Сказка для взрослой девочки | страница 43
Мужчина перевернулся, глядя на темное, с редкими облаками, небо. Сегодня оно словно по-особенному звездное. Когда он последний раз просто лежал и смотрел вверх? Высота для него – дом родной, некогда всматриваться в то, что с пеленок знакомо. А поди ж ты, охота лежать, смотреть и слушать мерное дыхание рядом.
Думы вновь возвратились к женщине. Что с ней делать, кто поведает? Боги, может, вы? Но они, как всегда, безмолвствовали, предоставляя ему самому решать проблемы. Вот только как это возможно, коль разум говорит одно, а тело – другое?
А, может, и не тело. Соловей, полагая, что жажда обладания исчезнет, как только он получит свое, с сомнением внимал слабому пока голосу сердца. Оно у него есть, что бы ни говорили в Киеве или Чернигове. Пущай так и думают, проще жить. Но вот оно проснулось, дремавшее последние десятки лет, и чего-то мыслит, просит, мечется. Делает его слабым, удобным для ворога. Это опасно. Ни одна душа на этой земле и соседних не должна вызнать, что на самом деле у Соловья-разбойника в груди не камень, требующий кровавых жертв. Нельзя!
Лиза простонала и перевернулась на спину, скинув одеяло. Он оглядел полушария грудей с темными сосками. Проклятье! Решение, только что принятое им через силу, летело к бесам, как только увидел эту нежную молочную кожу, сейчас ставшую похожей на гусиную. Замерзла! Он протянул руку и накрыл ее одеялом до самого подбородка, подоткнув с обеих сторон. Ему холод не страшен. Сейчас – даже полезен.
Поднявшись, он обернулся птицей и взлетел. До утра ему нужно успеть проведать своих. Есть раненные, один проткнут копьем, другой лишился кисти. Его братья дали сельчанам достойный отпор. Да вот только сельчане ли то были?
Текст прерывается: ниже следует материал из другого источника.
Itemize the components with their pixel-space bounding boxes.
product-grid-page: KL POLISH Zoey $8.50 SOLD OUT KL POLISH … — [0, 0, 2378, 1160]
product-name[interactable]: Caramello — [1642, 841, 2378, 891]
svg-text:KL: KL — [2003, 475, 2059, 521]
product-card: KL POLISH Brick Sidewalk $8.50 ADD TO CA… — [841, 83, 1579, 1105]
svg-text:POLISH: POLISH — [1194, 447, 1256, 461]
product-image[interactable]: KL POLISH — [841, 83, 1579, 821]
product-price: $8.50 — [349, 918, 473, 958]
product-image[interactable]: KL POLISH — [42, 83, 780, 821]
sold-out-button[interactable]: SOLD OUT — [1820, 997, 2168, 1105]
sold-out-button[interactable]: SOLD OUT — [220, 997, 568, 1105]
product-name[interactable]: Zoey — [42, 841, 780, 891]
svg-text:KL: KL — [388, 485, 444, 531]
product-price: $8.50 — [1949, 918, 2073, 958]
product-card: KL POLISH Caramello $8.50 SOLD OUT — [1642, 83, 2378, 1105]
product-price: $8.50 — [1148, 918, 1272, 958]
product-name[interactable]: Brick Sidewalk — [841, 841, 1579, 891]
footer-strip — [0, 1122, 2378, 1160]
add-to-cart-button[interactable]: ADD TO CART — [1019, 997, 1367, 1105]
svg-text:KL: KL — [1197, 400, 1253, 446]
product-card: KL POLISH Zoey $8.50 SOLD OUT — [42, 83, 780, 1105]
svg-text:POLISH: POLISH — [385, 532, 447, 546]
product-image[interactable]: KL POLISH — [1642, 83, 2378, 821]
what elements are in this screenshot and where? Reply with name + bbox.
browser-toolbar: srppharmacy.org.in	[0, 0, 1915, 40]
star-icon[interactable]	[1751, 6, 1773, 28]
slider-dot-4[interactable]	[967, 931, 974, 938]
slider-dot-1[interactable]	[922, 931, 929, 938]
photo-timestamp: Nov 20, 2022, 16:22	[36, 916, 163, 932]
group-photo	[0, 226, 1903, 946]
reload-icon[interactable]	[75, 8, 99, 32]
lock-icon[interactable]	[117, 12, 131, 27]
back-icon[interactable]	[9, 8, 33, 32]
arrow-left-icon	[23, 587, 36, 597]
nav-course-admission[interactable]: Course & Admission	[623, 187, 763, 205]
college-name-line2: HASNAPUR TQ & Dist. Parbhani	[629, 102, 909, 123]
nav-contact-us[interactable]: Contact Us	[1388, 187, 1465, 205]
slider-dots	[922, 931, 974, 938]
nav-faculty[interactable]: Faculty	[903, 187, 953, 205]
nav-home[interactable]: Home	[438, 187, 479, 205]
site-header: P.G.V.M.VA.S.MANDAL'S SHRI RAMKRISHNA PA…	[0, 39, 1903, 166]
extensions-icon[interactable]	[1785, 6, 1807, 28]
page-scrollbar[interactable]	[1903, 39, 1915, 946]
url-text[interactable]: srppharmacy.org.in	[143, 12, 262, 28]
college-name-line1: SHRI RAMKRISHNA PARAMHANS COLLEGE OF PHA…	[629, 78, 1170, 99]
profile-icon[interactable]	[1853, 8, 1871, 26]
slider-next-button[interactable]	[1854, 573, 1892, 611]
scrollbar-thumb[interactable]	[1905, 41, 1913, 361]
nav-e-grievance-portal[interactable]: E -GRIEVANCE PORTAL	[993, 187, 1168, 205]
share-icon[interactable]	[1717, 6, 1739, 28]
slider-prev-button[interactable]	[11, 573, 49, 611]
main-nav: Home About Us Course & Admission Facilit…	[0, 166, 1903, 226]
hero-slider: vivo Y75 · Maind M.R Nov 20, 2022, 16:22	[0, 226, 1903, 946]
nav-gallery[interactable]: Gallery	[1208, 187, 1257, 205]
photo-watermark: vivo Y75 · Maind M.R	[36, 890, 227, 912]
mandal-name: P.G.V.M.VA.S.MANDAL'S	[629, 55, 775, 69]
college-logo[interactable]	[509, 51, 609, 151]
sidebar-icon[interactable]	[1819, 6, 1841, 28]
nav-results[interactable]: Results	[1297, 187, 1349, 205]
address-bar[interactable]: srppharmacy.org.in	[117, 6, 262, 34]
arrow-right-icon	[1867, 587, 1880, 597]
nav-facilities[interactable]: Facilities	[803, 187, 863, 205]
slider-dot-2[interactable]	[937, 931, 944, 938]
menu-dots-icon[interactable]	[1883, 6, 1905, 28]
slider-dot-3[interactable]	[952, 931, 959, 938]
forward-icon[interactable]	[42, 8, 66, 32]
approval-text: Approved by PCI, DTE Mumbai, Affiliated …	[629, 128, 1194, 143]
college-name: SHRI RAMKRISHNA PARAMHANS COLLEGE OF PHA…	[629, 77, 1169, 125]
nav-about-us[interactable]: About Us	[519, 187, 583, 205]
Верный Ярополк, сидевший у костра, усмехнулся, глядя на приближающегося к нему главаря.
– Здрав буди. Не спится?
Соловей махнул рукой.
– Есть новости?
– А то! Лазутчиков изловили. Живьем! Токмо на кой ляд тут шарились – непонятно. Молчат и крестятся.
– Веди.
В яме, выкопанной специально для пленников, сидели двое. Кажись, местные, но кто их разберет. Бывало, приходилось казнить воев из самого Киева. Он присел на корточки, глядя на дно глубокой, в три аршина, траншеи.
– Чьи будете?
– Пошел прочь!
– Эээ, нет, это вам придется идти, куда я скажу и когда я скажу…если вообще это место покинете. Чего вам здесь надобно?
Он спрашивал тихо, даже улыбался уголками губ, прекрасно зная, что выходит не улыбка – оскал, который наводит на сельчан вящий ужас. Так и сейчас, мужики затрясли бородами до пупов, отползая к дальней стенке ямы.